Tuesday, October 5, 2010

Classification Intro

Intro one
“That’s not a knife, this is a knife!” That’s the popular line often quoted from Crocodile Dundee. Sorry Croc I wouldn’t call either one of them a proper knife. I guess you can take any random hunk of metal and put a handle on it and call it a knife. Not this guy. I take my knives seriously and believe you have to have the right one for the job at hand. Any knife in order to be worth a damn has to be well taken care of, sharpened properly and stored properly. However what makes a knife good for a job all comes down to the blade and blades can be broken down into three neat categories.
Intro two.
Knives, in one form or another, have played a part in human existence for thousands of years.
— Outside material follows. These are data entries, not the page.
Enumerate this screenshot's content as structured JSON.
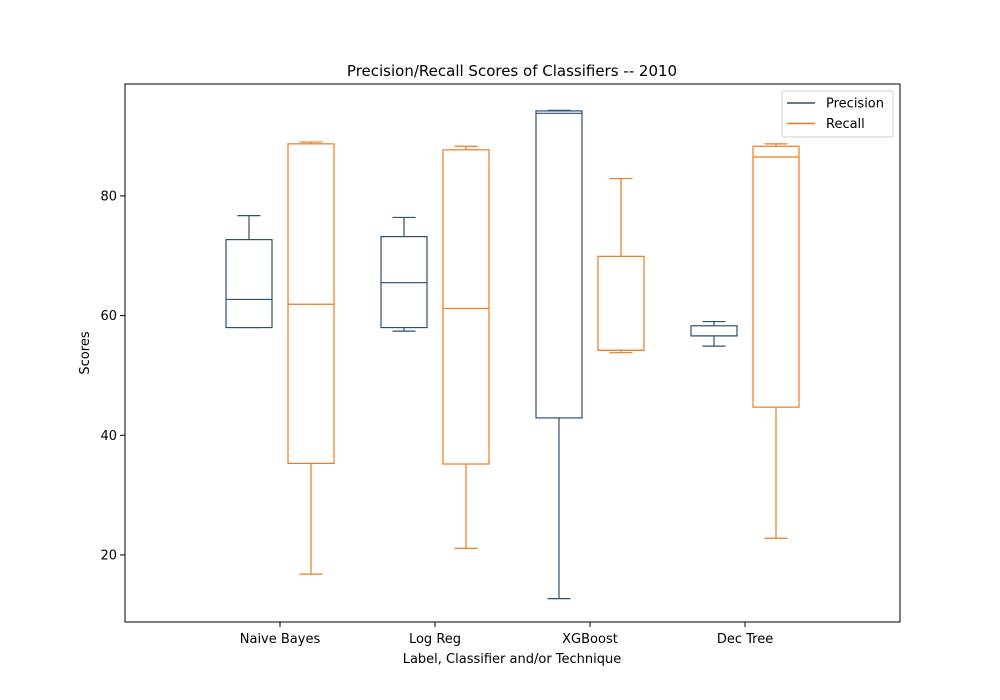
{
  "chart_data": {
    "type": "box",
    "title": "Precision/Recall Scores of Classifiers -- 2010",
    "xlabel": "Label, Classifier and/or Technique",
    "ylabel": "Scores",
    "ylim": [
      8.8,
      98.7
    ],
    "yticks": [
      20,
      40,
      60,
      80
    ],
    "categories": [
      "Naive Bayes",
      "Log Reg",
      "XGBoost",
      "Dec Tree"
    ],
    "legend": {
      "placement": "top-right",
      "entries": [
        "Precision",
        "Recall"
      ]
    },
    "grid": false,
    "series": [
      {
        "name": "Precision",
        "color": "#2b5072",
        "boxes": [
          {
            "whislo": 58.0,
            "q1": 58.0,
            "med": 62.7,
            "q3": 72.7,
            "whishi": 76.7
          },
          {
            "whislo": 57.4,
            "q1": 58.0,
            "med": 65.5,
            "q3": 73.2,
            "whishi": 76.4
          },
          {
            "whislo": 12.7,
            "q1": 42.9,
            "med": 93.8,
            "q3": 94.2,
            "whishi": 94.3
          },
          {
            "whislo": 54.9,
            "q1": 56.6,
            "med": 56.6,
            "q3": 58.3,
            "whishi": 59.0
          }
        ]
      },
      {
        "name": "Recall",
        "color": "#ee7a1d",
        "boxes": [
          {
            "whislo": 16.8,
            "q1": 35.3,
            "med": 61.9,
            "q3": 88.7,
            "whishi": 89.0
          },
          {
            "whislo": 21.1,
            "q1": 35.2,
            "med": 61.2,
            "q3": 87.7,
            "whishi": 88.3
          },
          {
            "whislo": 53.8,
            "q1": 54.2,
            "med": 54.2,
            "q3": 69.9,
            "whishi": 82.9
          },
          {
            "whislo": 22.8,
            "q1": 44.7,
            "med": 86.5,
            "q3": 88.3,
            "whishi": 88.7
          }
        ]
      }
    ]
  }
}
They’ve taken on countless shapes and styles from the stoned dirks made by the early Egyptians, to the wooden hunting knives used by many south American tribes. Technically a knife only has to be stronger than the material your cutting and sharp enough to break the fiber of that material. I, however, hold my knives dear to me and believe a proper knife is all about the blade. The blade, or business, of the knife should have one of three types of blades on it. If it doesn’t have one of the following three, it is a toy knife and won’t find a place among my tools.

1 comment:

  1. Either one might work but look at how you bury the most important thing and substitute instead a more or less generic graf of information and definition.

    The most important thing is that you, Mack, have knives, more than one, and see them as tools, not toys, not for display. That is the proper starting place for the essay in my opinion. We don't just want bald information; we want it sweetened with the human interest you are burying.